Trump’s lack of hostile rhetoric about Putin allowed his political adversaries to paint him as a Kremlin-backed tool – allegations debunked by the Mueller investigation but still repeated.

What his critics and even supporters have missed, though, is that Trump’s uncharacteristically gentle rhetoric has denied Putin what the Kremlin leader needs most: An external enemy.
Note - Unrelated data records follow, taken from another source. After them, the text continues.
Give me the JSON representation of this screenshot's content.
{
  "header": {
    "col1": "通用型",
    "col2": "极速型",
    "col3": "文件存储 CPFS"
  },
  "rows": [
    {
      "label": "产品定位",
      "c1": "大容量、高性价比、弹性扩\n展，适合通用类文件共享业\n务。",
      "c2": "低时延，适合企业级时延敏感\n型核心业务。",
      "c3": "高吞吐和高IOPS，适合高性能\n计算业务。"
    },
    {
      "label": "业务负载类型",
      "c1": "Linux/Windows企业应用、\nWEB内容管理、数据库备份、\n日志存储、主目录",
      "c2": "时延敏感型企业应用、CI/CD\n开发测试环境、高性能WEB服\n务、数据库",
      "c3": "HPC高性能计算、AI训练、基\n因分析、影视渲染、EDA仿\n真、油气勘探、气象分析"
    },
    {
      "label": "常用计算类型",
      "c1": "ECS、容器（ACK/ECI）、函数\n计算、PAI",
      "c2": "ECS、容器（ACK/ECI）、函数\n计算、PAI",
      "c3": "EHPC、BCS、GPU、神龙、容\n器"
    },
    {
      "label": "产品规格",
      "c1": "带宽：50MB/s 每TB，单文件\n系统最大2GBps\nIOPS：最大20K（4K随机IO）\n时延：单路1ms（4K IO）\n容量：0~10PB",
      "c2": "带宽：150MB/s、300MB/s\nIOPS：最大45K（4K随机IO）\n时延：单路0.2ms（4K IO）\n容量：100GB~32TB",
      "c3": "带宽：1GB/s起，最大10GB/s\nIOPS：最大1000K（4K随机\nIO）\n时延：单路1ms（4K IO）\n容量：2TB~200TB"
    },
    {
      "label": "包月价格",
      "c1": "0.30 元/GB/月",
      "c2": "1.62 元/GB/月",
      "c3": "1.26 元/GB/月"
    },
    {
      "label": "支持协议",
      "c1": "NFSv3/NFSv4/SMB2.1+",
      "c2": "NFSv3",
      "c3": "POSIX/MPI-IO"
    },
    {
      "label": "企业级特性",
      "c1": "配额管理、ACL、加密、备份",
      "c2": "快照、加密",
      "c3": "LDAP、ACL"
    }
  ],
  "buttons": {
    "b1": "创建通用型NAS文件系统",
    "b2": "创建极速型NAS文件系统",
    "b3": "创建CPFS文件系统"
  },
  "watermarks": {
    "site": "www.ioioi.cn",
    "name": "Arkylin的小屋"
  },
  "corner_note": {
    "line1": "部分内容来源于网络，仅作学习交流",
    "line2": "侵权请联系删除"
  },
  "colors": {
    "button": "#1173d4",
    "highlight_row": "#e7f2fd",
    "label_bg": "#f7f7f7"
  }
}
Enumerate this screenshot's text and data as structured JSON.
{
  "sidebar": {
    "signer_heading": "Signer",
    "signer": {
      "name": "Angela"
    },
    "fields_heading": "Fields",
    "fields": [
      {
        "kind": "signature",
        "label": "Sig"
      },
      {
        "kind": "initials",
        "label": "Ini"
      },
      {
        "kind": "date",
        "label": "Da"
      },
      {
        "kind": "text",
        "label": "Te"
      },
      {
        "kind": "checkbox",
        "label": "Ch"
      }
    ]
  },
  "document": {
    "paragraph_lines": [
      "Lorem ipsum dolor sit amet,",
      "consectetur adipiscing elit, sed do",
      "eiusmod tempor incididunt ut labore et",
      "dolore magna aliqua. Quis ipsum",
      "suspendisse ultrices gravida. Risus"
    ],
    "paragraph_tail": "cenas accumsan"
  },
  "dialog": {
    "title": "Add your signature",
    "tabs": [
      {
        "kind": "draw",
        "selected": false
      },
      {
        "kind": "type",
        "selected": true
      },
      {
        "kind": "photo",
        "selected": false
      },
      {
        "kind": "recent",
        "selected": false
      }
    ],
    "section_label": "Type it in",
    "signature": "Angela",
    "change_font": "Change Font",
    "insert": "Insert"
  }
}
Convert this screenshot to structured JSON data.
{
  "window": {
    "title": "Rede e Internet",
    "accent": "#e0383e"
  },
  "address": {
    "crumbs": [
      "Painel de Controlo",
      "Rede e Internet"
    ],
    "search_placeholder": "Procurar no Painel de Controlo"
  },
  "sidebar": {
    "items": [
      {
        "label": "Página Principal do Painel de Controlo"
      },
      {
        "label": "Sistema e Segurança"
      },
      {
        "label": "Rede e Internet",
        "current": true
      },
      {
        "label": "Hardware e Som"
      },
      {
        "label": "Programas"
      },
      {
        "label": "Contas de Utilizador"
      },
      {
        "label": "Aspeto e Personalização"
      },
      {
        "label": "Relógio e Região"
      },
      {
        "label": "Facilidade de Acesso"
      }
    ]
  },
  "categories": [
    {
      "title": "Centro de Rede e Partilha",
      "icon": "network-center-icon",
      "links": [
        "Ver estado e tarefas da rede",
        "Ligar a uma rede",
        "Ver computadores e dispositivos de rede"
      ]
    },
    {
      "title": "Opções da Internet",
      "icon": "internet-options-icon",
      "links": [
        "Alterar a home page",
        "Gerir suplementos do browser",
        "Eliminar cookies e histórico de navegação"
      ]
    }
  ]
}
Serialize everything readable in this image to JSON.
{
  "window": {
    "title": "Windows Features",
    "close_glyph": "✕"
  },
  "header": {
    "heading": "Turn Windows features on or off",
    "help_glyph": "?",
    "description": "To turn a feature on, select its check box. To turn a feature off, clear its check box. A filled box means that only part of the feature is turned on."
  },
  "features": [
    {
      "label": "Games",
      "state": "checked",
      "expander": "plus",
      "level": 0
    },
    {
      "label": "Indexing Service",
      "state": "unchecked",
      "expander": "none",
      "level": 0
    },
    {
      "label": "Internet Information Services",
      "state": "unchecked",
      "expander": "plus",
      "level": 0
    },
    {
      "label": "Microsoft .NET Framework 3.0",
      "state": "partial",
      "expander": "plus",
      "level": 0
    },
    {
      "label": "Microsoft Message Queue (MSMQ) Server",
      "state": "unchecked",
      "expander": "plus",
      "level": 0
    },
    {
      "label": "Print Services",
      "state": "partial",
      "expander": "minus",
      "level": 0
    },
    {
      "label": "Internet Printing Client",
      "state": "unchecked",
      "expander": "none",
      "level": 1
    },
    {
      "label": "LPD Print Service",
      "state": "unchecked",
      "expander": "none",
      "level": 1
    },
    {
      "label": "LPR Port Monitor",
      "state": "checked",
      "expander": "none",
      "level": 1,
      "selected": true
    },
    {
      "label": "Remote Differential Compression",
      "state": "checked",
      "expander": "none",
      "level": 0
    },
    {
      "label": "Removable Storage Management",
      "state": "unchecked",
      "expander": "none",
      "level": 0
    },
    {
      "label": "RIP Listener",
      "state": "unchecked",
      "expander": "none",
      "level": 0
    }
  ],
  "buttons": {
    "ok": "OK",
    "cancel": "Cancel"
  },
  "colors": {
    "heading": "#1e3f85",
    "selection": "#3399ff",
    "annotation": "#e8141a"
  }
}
Let’s take a look at Trump’s Russia policy record that reversed Obama’s appeasement of the Putin regime:

  • Reversed Obama’s weakness with bold new National Security Strategy. Trump’s 2017 National Security Strategy incorporated many hard-line initiatives that the Center for Security Policy had long endorsed to reverse US strategic decline.
  • Restored ‘Peace Through Strength.’ Trump explicitly revived the US strategy of “Peace Through Strength” – a Reagan-era slogan that the Center promoted for 30 years, principally to prevent Russia from threatening the United States.
  • Pushed NATO allies to increase defense spending. Trump hammered NATO allies – hard – to devote a full 2 percent of their GDP to defense.
  • Strengthened NATO with tough love. Trump harshly criticized weak NATO allies, waging a “tough love” campaign intended to strengthen the alliance, which was being torn apart over issues of European Union overreach, immigration, cultural shifts, and national sovereignty.
  • Pressed to stop Russia-Germany gas pipeline. Trump pushed Europe to stop Putin’s Nord Stream 2 gas pipeline. Once completed, Nord Stream 2 will make Germany and other NATO allies unbreakably dependent on the Kremlin for energy, and will pump the Putin regime with tens of billions of dollars’ worth of hard currency. Trump sanctioned Western companies building the pipeline, and offered energy alternatives for Europe to cut its dependence on Russia.
  • Tanked Putin’s economic recovery. Trump kicked the legs out of Putin’s economic recovery by reversing Obama’s anti-energy policies and promoting massive US exports of oil and natural gas, forcing down world prices and depriving the Kremlin of its most important source of foreign exchange.
  • Helped Ukraine fight back for its sovereignty. Trump aided Ukraine by providing anti-tank missiles and other lethal defensive weaponry to help the country protect its sovereignty, and by pushing back against French and German pressure for Ukraine to sue for peace on terms favorable to Moscow.
  • Deployed new US Naval fleet to hunt Russian subs. Obama abolished the Navy’s Second Fleet in 2011, giving Russia’s next-generation subs freedom to run their doomsday cruises across the Atlantic. Trump restored the Second Fleet to intercept Russian submarines off the US Atlantic coast.
  • Deployed new nuclear warheads to foil Russian strategy. Trump deployed new low-yield nuclear warheads on US ballistic missile submarines to foil Russia’s “first-use” nuclear weapons doctrine.
  • Ordered total US strategic nuclear weapons modernization. Trump reversed Obama’s purposeful decline of the American nuclear arsenal. His 2021 defense budget request includes $28.9 billion for modernized nuclear delivery systems (missiles, aircraft, submarines, and other platforms), and $19.8 billion to modernize the nuclear stockpile.
  • Accelerated, massive deployment US missile defense. Trump called for a “layered missile defense” against incoming ballistic missiles – something the Center for Security Policy has called for since 1988. This year, he announced an accelerated, massive deployment of missile defense systems, and real development of missile defense weapons based in space.
  • Starting to take on a corrupted intelligence community. With his shakeup of the Office of National Intelligence as a start, Trump is finally taking on the monstrous failures of the US intelligence community, among other things, for its poor analytical capabilities concerning Russia and its intentions.
  • Reversed Obama’s Iran policy and the Gulf Arab states’ tilt toward Moscow. Trump’s reversal of Obama’s appeasement policy toward Iran had the dual effect of undermining Moscow’s key ally in Tehran, and reversing Saudi Arabia and the United Arab Emirates’ tilt toward Russia after fearing, under Obama, that they could no longer depend on the United States.

Other Trump policies have had similar negative effects on Putin and his regime, and more appear in the works. We will keep an eye on them.